What happened on their descent we learned about only secondhand, over the radio from Dan Mazur and Jonathan Pratt, two of our teammates who were still at Camp III. The news shocked us badly, but I’m disturbed, upon rereading my diary, to see that I recorded it at the time with more outrage than compassion:

Apparently they tried to do a ski pole rappel (stupid!) @ the traverse & Adrian pulled it out & fell 3000’ to near CII—he’s dead! Idiots! Dan & Jonathan tried to get to him but it was too dangerous.

Below the Shoulder, at about 25,500 feet, there was a small ice step. Rather than downclimb it, Ricardo and Adrián set up a rappel. Despite having gotten up Everest, the two Mexicans apparently weren’t very technically skilled. As the anchor for their rappel, they simply thrust a ski pole into the slope. Even in the most desperate situation, that would have been an incredibly foolish thing to try. In fact, I’d never before heard of anybody trying to rappel off a ski pole. Ricardo got away with it, but when Adrián put his weight on the rope, the pole pulled. He never had a chance to stop himself. Even though they were sure he was dead, Jonathan and Dan spent the better part of two days trying to get to Adrián’s body; eventually they decided that it was so hazardous, they would be inviting another accident.

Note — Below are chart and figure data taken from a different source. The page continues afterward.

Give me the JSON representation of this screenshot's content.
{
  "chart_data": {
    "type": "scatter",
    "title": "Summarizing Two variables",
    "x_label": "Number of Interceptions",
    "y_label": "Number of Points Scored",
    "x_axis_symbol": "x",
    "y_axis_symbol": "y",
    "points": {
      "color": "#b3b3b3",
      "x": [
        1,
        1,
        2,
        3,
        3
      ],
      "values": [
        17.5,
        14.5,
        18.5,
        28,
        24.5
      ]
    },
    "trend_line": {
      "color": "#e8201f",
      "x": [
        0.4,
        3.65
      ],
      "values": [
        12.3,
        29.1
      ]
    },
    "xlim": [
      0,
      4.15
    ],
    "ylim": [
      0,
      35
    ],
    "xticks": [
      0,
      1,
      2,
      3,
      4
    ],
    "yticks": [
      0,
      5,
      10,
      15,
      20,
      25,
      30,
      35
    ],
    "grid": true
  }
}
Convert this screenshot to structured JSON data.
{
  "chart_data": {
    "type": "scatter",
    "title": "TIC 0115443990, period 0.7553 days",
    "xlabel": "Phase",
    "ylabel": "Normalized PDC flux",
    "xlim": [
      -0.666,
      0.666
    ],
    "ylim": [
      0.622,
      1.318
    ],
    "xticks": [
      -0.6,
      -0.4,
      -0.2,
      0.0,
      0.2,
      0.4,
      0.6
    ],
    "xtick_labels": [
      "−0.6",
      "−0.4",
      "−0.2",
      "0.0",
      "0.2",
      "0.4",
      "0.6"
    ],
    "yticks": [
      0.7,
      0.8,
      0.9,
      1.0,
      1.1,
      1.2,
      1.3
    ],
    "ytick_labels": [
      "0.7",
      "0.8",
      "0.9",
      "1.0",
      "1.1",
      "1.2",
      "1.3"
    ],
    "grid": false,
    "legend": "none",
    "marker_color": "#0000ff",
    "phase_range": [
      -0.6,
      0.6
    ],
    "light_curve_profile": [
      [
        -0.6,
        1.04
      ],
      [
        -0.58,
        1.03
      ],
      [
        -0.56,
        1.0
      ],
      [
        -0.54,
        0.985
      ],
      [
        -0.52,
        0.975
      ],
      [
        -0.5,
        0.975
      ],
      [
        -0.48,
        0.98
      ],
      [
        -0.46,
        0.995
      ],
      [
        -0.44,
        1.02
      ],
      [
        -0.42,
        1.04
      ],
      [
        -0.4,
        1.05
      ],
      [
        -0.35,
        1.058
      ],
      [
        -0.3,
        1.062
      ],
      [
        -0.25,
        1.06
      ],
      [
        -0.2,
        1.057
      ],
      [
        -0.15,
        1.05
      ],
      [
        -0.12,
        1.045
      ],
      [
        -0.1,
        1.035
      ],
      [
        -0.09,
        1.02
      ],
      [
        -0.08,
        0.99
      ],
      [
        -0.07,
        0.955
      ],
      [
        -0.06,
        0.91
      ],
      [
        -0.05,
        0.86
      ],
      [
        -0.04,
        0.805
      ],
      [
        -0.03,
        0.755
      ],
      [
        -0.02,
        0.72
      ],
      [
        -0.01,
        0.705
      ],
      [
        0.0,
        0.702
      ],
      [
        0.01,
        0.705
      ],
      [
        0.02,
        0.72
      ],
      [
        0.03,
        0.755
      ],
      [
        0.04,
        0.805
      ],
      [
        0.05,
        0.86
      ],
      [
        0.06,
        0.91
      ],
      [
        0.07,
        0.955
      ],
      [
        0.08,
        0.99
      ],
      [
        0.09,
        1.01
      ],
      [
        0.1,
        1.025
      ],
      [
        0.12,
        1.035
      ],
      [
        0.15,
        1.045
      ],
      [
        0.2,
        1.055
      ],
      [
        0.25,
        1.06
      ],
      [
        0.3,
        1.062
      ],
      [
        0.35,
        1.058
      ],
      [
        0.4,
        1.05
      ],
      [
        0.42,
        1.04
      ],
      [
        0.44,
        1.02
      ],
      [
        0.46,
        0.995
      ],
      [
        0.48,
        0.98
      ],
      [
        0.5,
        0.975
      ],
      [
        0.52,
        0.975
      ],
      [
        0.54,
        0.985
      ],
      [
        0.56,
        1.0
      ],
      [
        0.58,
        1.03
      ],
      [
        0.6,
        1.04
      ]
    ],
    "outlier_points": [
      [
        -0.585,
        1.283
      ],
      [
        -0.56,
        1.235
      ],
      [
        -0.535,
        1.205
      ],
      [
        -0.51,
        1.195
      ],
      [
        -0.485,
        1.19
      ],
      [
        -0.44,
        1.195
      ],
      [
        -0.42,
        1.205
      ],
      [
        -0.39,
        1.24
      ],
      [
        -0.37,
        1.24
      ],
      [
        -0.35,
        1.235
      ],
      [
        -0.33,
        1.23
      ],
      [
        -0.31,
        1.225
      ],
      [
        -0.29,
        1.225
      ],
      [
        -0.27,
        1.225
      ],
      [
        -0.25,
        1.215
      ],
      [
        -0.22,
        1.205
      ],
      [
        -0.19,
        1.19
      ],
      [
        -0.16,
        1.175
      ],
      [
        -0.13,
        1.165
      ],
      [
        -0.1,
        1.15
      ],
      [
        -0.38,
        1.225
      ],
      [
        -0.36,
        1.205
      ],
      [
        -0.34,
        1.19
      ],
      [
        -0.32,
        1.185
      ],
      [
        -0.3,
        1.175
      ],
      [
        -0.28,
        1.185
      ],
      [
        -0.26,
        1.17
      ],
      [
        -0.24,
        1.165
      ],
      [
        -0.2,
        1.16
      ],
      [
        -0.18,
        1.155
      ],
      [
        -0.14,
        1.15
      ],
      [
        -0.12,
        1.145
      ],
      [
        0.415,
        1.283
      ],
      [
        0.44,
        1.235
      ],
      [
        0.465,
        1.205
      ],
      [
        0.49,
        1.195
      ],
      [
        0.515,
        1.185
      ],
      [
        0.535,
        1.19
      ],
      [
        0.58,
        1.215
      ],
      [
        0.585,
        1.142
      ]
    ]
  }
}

I’d guess now that the tone of my diary entry reflected the weeks of tension and frustration that had built up inside me by mid-August. The accident showed how close to the edge some of the climbers were on this unforgiving mountain. Adrián was a friendly and likable guy, and we were all saddened by his death. But the accident was entirely avoidable. He could have easily faced in and downclimbed the steep step where he fell; he didn’t need to rappel.